A. Fnx = 5.71*10⁻⁵ N , Fny= -3.67*10⁻⁵ N

B. Fn= 6.78 *10⁻⁵ N

C. α= 32.4° counterclockwise with the positive x+ axis

Explanation:

Because the particle q₃ is close to two other electrically charged particles, it will experience two electrical forces and the solution of the problem is of a vector nature.

Equivalences

1nC= 10⁻⁹C

1cm = 10⁻²m

Known data

k= 9*10⁹N*m²/C²

q₁= -2.65 nC =-2.65*10⁻⁹C

q₂= +2.00 nC = 2*10⁻⁹C

q₃= +5.00 nC= =+5*10⁻⁹C

$d_{13} = \sqrt{(3.2)^{2} +(3.8)^{2} }$

$d_{13} =\sqrt{24.68}$ * 10⁻²m = 4.9678* 10⁻²m

(d₁₃)² = 24.68*10⁻⁴m²

d₂₃ = 3.2 cm = 3.2*10⁻²m

Graphic attached

The directions of the individual forces exerted by q₁ and q₂ on q₃ are shown in the attached figure.

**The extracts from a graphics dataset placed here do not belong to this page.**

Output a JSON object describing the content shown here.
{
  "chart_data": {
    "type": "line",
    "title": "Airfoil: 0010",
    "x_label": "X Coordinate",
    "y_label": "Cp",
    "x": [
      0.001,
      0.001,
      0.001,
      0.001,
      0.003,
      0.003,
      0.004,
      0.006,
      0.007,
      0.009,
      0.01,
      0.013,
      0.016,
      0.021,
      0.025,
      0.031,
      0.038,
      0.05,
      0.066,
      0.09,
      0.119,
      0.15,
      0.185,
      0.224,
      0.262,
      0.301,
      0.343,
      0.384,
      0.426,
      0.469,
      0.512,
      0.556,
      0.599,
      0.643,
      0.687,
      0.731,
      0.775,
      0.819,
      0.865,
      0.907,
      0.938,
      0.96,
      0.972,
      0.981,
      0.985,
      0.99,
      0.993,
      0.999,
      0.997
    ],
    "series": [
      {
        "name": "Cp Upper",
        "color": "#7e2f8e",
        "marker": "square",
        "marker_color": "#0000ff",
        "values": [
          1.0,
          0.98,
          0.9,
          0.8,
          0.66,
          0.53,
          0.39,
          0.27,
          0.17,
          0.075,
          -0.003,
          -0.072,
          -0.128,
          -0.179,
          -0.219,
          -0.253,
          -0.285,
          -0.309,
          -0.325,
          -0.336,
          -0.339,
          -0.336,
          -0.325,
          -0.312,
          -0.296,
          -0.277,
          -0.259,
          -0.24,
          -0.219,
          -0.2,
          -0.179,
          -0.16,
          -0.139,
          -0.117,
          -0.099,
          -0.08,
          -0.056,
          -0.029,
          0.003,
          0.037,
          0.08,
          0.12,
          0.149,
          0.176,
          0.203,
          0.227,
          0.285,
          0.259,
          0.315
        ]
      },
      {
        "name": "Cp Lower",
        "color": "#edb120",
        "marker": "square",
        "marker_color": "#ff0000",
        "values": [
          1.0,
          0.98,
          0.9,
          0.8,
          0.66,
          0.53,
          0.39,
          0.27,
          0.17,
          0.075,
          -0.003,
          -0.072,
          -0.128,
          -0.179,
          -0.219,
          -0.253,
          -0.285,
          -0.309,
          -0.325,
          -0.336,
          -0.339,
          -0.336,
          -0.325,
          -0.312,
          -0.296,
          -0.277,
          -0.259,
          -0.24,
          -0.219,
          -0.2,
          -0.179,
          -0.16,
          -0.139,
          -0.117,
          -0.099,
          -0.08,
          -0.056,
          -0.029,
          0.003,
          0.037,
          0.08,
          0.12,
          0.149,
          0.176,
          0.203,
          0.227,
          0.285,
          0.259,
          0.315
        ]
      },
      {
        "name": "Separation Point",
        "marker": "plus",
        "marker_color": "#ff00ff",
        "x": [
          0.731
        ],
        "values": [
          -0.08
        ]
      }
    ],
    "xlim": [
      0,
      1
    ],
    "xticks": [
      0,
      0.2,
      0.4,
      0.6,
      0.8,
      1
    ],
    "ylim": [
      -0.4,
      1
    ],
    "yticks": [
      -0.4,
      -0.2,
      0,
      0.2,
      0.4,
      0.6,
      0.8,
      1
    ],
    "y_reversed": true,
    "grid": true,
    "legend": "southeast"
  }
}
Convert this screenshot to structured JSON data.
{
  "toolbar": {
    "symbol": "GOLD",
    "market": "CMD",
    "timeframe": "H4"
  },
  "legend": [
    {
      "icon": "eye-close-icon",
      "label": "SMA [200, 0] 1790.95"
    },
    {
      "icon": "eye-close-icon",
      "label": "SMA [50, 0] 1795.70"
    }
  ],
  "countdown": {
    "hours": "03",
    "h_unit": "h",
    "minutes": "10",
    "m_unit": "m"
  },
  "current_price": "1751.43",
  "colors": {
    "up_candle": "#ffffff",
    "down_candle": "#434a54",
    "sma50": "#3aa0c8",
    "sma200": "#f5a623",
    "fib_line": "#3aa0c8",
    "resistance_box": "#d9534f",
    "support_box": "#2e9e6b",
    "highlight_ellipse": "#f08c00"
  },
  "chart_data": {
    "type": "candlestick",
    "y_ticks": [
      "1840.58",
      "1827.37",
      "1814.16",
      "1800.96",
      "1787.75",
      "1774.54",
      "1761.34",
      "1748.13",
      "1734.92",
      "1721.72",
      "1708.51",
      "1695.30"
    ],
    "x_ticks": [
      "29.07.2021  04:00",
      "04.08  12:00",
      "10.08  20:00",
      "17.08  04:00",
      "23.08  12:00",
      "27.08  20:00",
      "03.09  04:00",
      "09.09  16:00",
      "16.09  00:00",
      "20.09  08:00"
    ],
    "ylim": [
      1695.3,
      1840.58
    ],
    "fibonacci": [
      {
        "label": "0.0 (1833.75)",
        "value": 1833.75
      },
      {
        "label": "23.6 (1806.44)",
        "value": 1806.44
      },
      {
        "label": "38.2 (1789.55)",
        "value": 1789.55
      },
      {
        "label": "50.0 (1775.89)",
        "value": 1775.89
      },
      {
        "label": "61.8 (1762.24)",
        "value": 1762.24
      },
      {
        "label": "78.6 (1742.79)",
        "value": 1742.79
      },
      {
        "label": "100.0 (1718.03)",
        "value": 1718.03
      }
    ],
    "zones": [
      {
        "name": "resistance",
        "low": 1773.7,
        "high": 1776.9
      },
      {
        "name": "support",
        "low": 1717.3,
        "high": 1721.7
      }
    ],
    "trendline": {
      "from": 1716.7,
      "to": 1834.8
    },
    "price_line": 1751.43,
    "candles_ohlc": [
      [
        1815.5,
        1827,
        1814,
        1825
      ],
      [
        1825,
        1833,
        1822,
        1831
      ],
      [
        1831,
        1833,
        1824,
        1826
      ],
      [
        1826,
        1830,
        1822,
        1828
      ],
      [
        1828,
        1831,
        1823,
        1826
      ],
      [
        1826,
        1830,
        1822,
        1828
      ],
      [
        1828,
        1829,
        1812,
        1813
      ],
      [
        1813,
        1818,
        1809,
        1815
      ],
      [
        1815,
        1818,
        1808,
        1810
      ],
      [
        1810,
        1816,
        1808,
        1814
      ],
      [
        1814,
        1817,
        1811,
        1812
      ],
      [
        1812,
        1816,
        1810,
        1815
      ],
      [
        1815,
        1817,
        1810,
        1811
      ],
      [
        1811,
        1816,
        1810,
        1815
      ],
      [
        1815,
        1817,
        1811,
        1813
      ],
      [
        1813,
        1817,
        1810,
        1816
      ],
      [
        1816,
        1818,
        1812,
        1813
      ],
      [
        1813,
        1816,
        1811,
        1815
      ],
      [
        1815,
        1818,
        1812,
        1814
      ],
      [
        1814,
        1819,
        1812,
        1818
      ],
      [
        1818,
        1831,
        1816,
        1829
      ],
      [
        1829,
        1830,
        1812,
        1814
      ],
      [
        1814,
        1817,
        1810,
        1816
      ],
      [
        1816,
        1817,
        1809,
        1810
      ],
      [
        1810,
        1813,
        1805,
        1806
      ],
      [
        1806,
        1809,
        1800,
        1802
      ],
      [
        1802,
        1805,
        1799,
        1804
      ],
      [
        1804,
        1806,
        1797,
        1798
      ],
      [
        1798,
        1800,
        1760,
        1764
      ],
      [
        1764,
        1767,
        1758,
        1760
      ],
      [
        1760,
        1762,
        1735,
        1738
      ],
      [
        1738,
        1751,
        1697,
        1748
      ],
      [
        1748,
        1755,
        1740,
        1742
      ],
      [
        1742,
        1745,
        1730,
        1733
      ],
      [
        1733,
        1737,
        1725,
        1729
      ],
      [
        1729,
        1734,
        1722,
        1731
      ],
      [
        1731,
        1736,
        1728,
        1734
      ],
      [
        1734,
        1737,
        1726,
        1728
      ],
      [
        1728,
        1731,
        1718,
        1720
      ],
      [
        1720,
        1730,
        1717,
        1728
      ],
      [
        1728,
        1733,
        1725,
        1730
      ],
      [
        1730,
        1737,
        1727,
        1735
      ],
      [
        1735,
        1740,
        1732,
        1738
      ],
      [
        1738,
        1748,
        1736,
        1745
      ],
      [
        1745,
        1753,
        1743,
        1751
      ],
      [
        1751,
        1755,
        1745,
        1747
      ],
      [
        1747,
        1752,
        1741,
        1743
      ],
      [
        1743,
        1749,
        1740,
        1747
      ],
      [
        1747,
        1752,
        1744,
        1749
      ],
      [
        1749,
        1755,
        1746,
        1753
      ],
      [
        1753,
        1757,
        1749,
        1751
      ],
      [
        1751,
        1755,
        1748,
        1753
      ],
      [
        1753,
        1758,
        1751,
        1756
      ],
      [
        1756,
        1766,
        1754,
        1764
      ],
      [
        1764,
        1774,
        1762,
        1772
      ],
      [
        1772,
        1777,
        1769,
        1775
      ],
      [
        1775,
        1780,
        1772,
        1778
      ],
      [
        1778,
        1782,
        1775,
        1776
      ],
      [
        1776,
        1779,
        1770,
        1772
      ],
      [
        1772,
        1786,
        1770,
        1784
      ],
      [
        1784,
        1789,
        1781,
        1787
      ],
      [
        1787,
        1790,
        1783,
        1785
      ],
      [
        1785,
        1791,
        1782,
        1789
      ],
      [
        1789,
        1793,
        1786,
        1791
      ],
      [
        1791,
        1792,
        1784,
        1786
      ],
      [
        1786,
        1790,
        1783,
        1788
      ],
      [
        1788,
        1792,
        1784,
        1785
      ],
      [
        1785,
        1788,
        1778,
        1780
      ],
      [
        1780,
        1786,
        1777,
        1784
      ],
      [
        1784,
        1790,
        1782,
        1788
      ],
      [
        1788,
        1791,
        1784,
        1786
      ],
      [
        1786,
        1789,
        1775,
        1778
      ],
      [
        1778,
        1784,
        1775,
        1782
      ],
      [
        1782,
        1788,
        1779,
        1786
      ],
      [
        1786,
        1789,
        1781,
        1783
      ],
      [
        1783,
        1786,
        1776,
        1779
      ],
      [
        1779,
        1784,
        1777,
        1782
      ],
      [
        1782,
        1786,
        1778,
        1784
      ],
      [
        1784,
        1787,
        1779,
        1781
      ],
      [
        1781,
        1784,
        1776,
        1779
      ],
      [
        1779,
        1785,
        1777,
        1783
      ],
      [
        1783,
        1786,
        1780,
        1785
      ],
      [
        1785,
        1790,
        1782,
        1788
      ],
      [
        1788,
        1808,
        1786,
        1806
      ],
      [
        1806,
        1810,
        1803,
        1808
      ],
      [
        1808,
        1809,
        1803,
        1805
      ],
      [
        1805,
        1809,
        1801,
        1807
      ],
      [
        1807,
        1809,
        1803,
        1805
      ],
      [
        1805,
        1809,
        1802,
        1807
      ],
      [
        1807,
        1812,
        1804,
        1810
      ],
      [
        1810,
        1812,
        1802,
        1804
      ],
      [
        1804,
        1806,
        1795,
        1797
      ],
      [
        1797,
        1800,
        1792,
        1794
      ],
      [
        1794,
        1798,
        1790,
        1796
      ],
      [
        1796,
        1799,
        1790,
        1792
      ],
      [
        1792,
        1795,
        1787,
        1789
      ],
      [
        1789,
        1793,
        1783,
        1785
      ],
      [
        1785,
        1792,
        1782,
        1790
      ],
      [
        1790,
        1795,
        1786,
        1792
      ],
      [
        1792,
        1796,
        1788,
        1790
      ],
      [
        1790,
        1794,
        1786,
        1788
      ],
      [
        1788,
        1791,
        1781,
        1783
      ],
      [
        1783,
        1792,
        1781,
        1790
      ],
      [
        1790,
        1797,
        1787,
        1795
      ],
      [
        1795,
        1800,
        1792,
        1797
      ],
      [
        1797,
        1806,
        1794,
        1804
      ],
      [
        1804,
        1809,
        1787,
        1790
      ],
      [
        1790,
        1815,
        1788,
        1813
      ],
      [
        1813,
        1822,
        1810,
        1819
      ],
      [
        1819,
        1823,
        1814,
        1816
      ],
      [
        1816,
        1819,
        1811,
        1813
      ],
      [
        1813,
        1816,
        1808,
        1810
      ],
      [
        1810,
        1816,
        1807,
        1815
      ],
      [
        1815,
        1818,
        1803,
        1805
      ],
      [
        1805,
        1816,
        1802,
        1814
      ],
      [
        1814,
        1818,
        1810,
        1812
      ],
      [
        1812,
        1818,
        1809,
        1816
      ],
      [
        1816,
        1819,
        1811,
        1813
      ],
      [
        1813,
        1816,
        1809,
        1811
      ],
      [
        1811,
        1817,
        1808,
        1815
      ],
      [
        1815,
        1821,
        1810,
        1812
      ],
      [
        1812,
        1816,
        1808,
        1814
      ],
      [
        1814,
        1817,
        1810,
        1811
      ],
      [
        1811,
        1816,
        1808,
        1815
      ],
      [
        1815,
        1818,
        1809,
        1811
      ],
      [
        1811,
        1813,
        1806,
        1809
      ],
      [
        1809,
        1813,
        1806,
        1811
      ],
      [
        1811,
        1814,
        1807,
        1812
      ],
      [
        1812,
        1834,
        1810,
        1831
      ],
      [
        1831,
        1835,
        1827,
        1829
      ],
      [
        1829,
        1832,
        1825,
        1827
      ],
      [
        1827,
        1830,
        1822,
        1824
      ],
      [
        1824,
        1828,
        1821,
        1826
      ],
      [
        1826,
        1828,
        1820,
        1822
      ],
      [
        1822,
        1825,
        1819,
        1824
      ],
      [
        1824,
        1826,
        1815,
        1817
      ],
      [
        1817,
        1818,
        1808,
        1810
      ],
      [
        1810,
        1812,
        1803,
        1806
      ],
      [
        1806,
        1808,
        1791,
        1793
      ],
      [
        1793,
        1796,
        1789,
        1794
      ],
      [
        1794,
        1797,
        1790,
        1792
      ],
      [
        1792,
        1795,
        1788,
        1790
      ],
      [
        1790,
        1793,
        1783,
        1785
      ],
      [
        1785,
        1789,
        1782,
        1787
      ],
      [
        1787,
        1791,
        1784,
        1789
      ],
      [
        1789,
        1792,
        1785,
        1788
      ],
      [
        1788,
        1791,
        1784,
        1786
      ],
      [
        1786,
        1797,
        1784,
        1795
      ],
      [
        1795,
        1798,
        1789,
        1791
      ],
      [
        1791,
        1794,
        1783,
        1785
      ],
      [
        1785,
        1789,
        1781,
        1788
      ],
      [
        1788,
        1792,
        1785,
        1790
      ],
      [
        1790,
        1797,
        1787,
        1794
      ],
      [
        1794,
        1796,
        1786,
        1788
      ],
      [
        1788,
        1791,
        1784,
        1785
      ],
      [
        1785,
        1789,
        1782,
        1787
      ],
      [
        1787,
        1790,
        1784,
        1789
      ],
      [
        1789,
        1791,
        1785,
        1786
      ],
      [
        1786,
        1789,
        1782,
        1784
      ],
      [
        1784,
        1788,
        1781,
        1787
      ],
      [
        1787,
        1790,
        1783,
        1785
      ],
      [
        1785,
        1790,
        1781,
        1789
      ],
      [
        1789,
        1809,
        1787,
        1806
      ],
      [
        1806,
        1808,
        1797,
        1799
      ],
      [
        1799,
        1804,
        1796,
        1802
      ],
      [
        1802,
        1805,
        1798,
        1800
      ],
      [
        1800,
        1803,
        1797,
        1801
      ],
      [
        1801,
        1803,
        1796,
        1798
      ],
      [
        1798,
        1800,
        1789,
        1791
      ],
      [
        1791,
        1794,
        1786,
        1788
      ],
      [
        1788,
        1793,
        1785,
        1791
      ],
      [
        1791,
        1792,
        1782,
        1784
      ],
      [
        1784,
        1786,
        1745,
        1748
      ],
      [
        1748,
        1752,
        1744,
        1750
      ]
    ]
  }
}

The force (F₂₃) of q₂ on q₃ is repulsive because the charges have equal signs and the forces.

The force (F₁₃) of q₁ on q₃ is attractive because the charges have opposite signs.

Magnitudes of F₁₃ and F₂₃

F₁₃ = (k*q₁*q₃)/(d₁₃)²=( 9*10⁹*2.65*10⁻⁹*5*10⁻⁹) /(24.68*10⁻⁴)

F₁₃ = 4.8 *10⁻⁵ N

F₂₃ = (k*q₂*q₃)/(d₂₃)² = ( 9*10⁹*2*10⁻⁹*5*10⁻⁹) /((3.2)²*10⁻⁴)

F₂₃ = 8.8 *10⁻⁵ N

x-y components of F₁₃ and F₂₃

F₁₃x= -4.8 *10⁻⁵ *cos β= - 4.8 *10⁻⁵(3.2/ (4.9678)= - 3.09*10⁻⁵ N

F₁₃y= -4.8 *10⁻⁵ *sin β= - 4.8 *10⁻⁵(3.8/(4.9678) = - 3.67*10⁻⁵ N

F₂₃x = F₂₃ = +8.8 *10⁻⁵ N

F₂₃y = 0

x and y components of the total force exerted on q₃ by q₁ and q₂ (Fn)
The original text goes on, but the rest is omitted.